8.5 : 烯烃的酸催化水合

While the direct addition of water to an alkene leads to no reaction, in the presence of an acid, an alcohol is obtained by the net addition of a hydroxyl group and a hydrogen across the double bond.

Since strong acids, like sulfuric acid, dissociate completely in an aqueous solution, the acid participating in the reaction is the hydronium ion.

The first step is the slow protonation of the less substituted end of the double bond to form a more substituted carbocation.

In the second step, water, present in excess, acts as the nucleophile and attacks the carbocation to give the oxonium ion.

Lastly, water, with a pK_a of 15.7, acts as a base and deprotonates the more acidic oxonium ion with a pK_a of approximately -2, to yield the final product. The process is called acid-catalyzed, as a hydronium ion that initiates the reaction is recovered at the end.

The hydration of alkenes and the dehydration of alcohols are in equilibrium with each other, and the equilibrium position depends on the concentration of water and temperature.

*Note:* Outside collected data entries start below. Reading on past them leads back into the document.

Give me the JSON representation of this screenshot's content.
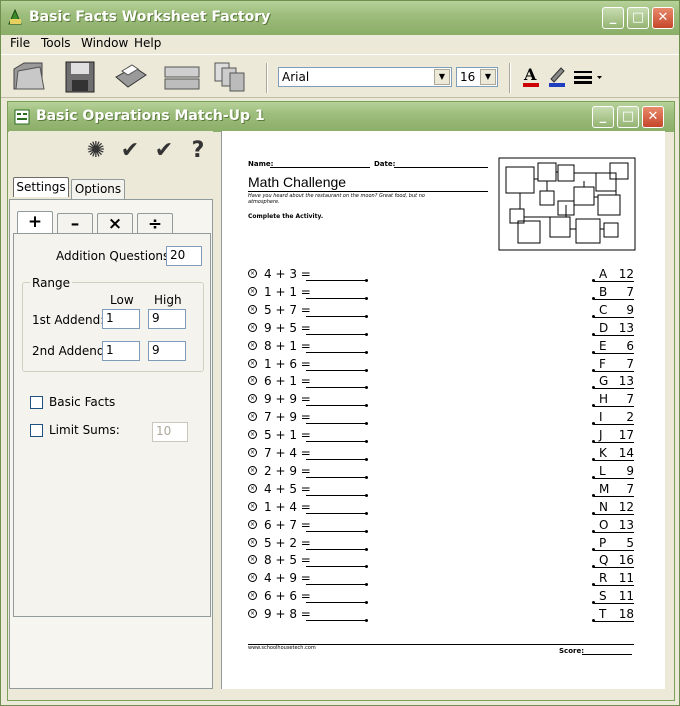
{
  "app": {
    "title": "Basic Facts Worksheet Factory"
  },
  "menu": [
    "File",
    "Tools",
    "Window",
    "Help"
  ],
  "toolbar": {
    "font": "Arial",
    "size": "16",
    "icons": [
      "open-icon",
      "save-icon",
      "print-icon",
      "keyboard-icon",
      "copy-pages-icon"
    ],
    "text_color": "#cc0000",
    "highlight_color": "#1f3fbf"
  },
  "child": {
    "title": "Basic Operations Match-Up 1"
  },
  "panel": {
    "tabs": [
      "Settings",
      "Options"
    ],
    "op_tabs": [
      "+",
      "–",
      "×",
      "÷"
    ],
    "addition_label": "Addition Questions:",
    "addition_value": "20",
    "range_label": "Range",
    "low_label": "Low",
    "high_label": "High",
    "addend1_label": "1st Addend:",
    "addend1_low": "1",
    "addend1_high": "9",
    "addend2_label": "2nd Addend:",
    "addend2_low": "1",
    "addend2_high": "9",
    "basic_facts_label": "Basic Facts",
    "limit_sums_label": "Limit Sums:",
    "limit_sums_value": "10",
    "icons": [
      "wheel-icon",
      "check-icon",
      "double-check-icon",
      "help-icon"
    ]
  },
  "worksheet": {
    "name_label": "Name:",
    "date_label": "Date:",
    "title": "Math Challenge",
    "riddle": "Have you heard about the restaurant on the moon? Great food, but no atmosphere.",
    "instructions": "Complete the Activity.",
    "footer_url": "www.schoolhousetech.com",
    "score_label": "Score:",
    "questions": [
      "4 + 3 =",
      "1 + 1 =",
      "5 + 7 =",
      "9 + 5 =",
      "8 + 1 =",
      "1 + 6 =",
      "6 + 1 =",
      "9 + 9 =",
      "7 + 9 =",
      "5 + 1 =",
      "7 + 4 =",
      "2 + 9 =",
      "4 + 5 =",
      "1 + 4 =",
      "6 + 7 =",
      "5 + 2 =",
      "8 + 5 =",
      "4 + 9 =",
      "6 + 6 =",
      "9 + 8 ="
    ],
    "answers": [
      [
        "A",
        "12"
      ],
      [
        "B",
        "7"
      ],
      [
        "C",
        "9"
      ],
      [
        "D",
        "13"
      ],
      [
        "E",
        "6"
      ],
      [
        "F",
        "7"
      ],
      [
        "G",
        "13"
      ],
      [
        "H",
        "7"
      ],
      [
        "I",
        "2"
      ],
      [
        "J",
        "17"
      ],
      [
        "K",
        "14"
      ],
      [
        "L",
        "9"
      ],
      [
        "M",
        "7"
      ],
      [
        "N",
        "12"
      ],
      [
        "O",
        "13"
      ],
      [
        "P",
        "5"
      ],
      [
        "Q",
        "16"
      ],
      [
        "R",
        "11"
      ],
      [
        "S",
        "11"
      ],
      [
        "T",
        "18"
      ]
    ]
  }
}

According to Le Chatelier’s principle, the system in equilibrium adjusts to reduce the changes employed.

For instance, in the reaction of 2-methylpropene, water is present on the left side. The use of a dilute acid, which has more water, shifts the equilibrium to form more alcohol.

Alternatively, concentrated acid, which has less water, reverses the equilibrium to form the alkene and water.

Addition reactions are also temperature-dependent. Here, the enthalpy term is negative because the bond formation is exothermic. The entropy term, a product of a negative entropy change and a positive temperature value, is positive.

At low temperatures, the entropy term becomes smaller compared to the enthalpy term. Therefore, the Gibbs free energy becomes negative and the equilibrium constant being greater than one favors the formation of the alcohol.

In contrast, at higher temperatures, the entropy term dominates the enthalpy term, and the change in Gibbs free energy becomes positive. Consequently, the equilibrium constant becomes less than one, favoring the formation of the alkene.